Bu hikaye, idealleri peşinde yaşatmak için yaşamanın sırrına erenlerin; arkalarına bile bakmadan, gurbet ve yad eller demeden, evlerinden, yurtlarından anne ve babalarından yar ve yaranlarından ayrılanların hikayesidir.
Onlar sadece “sizi burada bir çift göz, gideceğiniz yerlerde ise binlerce göz bekliyor" sözüne eşlik eden gözyaşlarının, kalplerine verdiği ilhamla yola çıktılar. Dünyanın farklı coğrafyalarında ve bambaşka kültürlerinde gönüllerindeki ülke tutkusunu, memleket sevdasını hizmet aşkıyla bastırarak mağriplere maşrıklara gittiler.

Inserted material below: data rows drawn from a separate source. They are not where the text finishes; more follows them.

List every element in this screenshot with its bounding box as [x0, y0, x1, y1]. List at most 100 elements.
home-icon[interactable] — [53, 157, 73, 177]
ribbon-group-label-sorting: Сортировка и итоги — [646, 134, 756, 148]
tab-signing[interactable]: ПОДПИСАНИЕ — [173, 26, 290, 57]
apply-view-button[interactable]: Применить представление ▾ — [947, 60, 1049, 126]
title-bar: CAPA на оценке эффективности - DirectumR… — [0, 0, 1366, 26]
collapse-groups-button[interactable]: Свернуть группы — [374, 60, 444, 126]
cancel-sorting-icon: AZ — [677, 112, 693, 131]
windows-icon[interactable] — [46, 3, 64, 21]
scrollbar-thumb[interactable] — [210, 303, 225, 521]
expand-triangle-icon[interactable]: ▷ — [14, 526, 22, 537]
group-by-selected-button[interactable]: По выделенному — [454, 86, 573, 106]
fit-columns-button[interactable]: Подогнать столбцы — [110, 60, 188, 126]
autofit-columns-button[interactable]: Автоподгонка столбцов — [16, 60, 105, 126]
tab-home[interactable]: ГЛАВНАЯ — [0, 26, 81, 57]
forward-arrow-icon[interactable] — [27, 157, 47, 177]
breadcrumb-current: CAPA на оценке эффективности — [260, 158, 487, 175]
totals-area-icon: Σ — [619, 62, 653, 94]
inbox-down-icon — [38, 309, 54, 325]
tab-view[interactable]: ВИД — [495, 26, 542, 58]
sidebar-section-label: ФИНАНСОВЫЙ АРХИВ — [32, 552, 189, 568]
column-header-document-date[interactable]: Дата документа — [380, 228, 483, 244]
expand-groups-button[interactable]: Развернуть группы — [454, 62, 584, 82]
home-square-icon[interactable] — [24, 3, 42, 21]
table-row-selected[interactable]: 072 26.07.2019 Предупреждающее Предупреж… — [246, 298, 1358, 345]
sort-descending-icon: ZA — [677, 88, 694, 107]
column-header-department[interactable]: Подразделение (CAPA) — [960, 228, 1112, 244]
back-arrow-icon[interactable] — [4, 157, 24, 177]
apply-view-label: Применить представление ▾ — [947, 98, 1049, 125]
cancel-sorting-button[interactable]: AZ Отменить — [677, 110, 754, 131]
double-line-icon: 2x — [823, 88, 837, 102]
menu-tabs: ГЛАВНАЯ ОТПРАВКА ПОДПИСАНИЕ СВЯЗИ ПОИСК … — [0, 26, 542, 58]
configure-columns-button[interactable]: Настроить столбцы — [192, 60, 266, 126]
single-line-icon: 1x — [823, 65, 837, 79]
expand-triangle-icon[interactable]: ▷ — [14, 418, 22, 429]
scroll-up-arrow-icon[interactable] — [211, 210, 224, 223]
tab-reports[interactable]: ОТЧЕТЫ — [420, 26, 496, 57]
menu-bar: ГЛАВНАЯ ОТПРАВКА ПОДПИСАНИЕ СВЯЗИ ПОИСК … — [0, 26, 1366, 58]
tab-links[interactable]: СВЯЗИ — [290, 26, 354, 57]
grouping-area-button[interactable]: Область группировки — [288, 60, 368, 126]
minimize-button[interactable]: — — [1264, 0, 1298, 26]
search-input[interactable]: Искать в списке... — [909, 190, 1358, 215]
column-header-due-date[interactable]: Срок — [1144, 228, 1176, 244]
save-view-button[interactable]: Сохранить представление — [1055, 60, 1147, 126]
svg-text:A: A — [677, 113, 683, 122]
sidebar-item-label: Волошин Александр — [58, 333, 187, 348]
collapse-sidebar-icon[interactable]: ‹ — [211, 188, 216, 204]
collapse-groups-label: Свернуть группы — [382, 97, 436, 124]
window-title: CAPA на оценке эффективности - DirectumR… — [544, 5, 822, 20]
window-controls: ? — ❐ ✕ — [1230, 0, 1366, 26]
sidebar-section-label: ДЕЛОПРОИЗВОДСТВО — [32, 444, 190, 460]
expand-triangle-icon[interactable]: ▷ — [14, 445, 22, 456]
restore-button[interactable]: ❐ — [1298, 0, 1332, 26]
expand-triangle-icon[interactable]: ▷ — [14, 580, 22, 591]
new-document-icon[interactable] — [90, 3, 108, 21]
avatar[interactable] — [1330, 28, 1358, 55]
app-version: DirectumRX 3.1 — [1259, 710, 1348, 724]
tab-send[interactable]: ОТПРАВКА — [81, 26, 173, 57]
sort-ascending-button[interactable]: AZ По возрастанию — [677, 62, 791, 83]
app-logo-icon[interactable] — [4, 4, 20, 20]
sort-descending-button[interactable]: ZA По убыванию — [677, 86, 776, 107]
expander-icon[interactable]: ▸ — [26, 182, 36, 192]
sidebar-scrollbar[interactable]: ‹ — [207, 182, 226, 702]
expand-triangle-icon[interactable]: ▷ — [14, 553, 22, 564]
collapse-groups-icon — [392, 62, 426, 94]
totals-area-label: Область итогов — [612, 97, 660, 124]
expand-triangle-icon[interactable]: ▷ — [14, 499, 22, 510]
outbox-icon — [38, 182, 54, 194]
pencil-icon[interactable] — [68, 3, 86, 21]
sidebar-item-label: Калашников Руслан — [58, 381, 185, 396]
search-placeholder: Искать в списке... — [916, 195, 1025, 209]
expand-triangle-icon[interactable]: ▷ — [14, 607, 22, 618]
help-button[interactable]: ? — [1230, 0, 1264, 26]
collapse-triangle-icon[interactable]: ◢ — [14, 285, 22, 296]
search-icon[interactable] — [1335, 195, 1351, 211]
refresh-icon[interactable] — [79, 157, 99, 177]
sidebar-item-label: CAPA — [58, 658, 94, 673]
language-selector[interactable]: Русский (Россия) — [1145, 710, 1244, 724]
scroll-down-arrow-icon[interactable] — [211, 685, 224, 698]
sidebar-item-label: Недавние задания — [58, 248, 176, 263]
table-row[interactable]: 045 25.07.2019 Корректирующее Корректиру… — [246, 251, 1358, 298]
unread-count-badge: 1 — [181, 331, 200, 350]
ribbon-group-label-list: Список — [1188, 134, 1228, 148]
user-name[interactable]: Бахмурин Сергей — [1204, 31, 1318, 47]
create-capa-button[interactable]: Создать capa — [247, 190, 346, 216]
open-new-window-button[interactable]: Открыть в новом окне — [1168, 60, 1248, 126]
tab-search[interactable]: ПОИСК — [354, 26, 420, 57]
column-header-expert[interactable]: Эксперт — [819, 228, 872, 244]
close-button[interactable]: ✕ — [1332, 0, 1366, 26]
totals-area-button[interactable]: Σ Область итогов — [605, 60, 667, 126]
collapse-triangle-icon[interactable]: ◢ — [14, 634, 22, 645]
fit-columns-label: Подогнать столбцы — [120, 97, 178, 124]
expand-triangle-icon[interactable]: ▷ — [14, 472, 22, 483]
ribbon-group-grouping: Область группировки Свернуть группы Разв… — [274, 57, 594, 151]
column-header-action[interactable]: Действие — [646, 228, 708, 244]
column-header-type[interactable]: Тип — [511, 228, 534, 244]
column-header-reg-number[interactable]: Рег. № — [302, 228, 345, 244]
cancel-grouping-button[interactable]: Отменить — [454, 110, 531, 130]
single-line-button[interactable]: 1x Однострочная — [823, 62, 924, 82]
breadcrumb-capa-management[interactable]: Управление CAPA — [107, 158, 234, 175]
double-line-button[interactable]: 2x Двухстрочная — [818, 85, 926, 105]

Onlar, yani isimsiz kahramanlar...
Gittikleri yerleri vatanları, karşılarına çıkan farklı renk ve dildeki insanları ise kardeşleri bildiler. Hiçbir beklentileri olmadan, makam, mevkii, şan, şöhret ve rahatlık kelimelerini lügatlarından silerek, insanlığa yeni bir ses, farklı bir nefes olarak gittiler.
Heybelerinde fedakarlık ve iyilik, dillerinde ise gülen bir selam vardı. Gidilen her ülkede destanlık birer konu ve solmayan birer hatıra oldular.